迷惑行為で注目、回転ずし「直線型レーン」の実力 はま寿司は直線化で食材廃棄を年1000トン削減
廃棄量削減だけではなく、オペレーションの効率化にもつながる。通常、すしチェーンではネタや商品ごとに価格帯が分かれており、会計前に客が何円皿を何皿食べたか確認する必要がある。
一方、すべての注文がタブレット経由である場合、注文ごとに会計データが更新されるため、店員が皿数を確認する必要がなく、数え間違えるリスクも小さい。また「すしは新鮮な状態で、天ぷらなどのサイドメニューも熱々の状態で提供できることが最大のメリット」だと語る関係者も多い。
だが、すべての企業が直線型レーンに「一本化」しているわけではない。国内店舗数3位の「くら寿司」は全店舗で直線型レーンと回転レーンが併存している。担当者は「すしが流れていることが、回転ずし本来の楽しさ。だからうちは回し続ける」と語る。
くら寿司はカメラ運用変更で「回転」維持
同社は従来、客席上部にAI(人工知能)カメラを設置しており、回転レーンで流している商品も「どの商品がいつ取られたか」を把握している。今回の問題以後、カメラの運用を一部変更し、客の不審な動きも確認できるようにした。
「お客さんは食べたいものが回転レーンで流れてきたらすぐ取ることができ、流れていなくてもタブレットで注文できる。安全面さえ担保すれば、これが最も効率的だ」(くら寿司担当者)
別のすしチェーンの役員は「すしを回すことは広告宣伝の手段として有効」だと指摘する。

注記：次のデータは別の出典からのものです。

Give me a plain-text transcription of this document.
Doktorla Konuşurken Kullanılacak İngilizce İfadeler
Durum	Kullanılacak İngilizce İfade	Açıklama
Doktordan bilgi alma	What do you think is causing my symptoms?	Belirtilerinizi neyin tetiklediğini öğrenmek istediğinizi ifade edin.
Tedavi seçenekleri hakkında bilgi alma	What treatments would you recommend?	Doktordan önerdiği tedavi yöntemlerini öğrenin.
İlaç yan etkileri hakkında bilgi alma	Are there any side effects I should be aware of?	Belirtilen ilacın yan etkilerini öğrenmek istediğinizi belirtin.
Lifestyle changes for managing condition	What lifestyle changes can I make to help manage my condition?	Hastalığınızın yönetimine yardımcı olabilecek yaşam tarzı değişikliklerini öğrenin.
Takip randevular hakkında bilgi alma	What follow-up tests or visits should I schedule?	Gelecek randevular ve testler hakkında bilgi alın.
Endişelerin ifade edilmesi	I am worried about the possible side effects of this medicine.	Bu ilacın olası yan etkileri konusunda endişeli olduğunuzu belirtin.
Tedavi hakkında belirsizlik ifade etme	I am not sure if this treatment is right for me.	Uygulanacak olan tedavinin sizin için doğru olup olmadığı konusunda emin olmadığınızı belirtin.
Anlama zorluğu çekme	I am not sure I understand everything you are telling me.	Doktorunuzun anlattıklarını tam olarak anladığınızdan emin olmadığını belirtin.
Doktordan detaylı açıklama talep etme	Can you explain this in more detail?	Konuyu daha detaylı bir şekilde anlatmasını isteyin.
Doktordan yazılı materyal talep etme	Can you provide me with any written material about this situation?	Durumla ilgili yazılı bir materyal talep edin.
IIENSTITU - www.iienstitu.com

皿がレーンで回っていないと、客は「自分が食べたいもの」を能動的にタブレットから選ぶ。すると他のネタよりも原価率が高いマグロやサーモンなど定番品の注文が増えがちになるという。
ネタを流して見せれば、客を利益率の高い高付加価値商品や期間限定品、サイドメニューへ誘導できる。こうした広告宣伝効果はレーン直線化で薄れてしまうため、「タブレットの表示や客席の装飾など、別のPR方法を導入することが不可欠だ」(同)。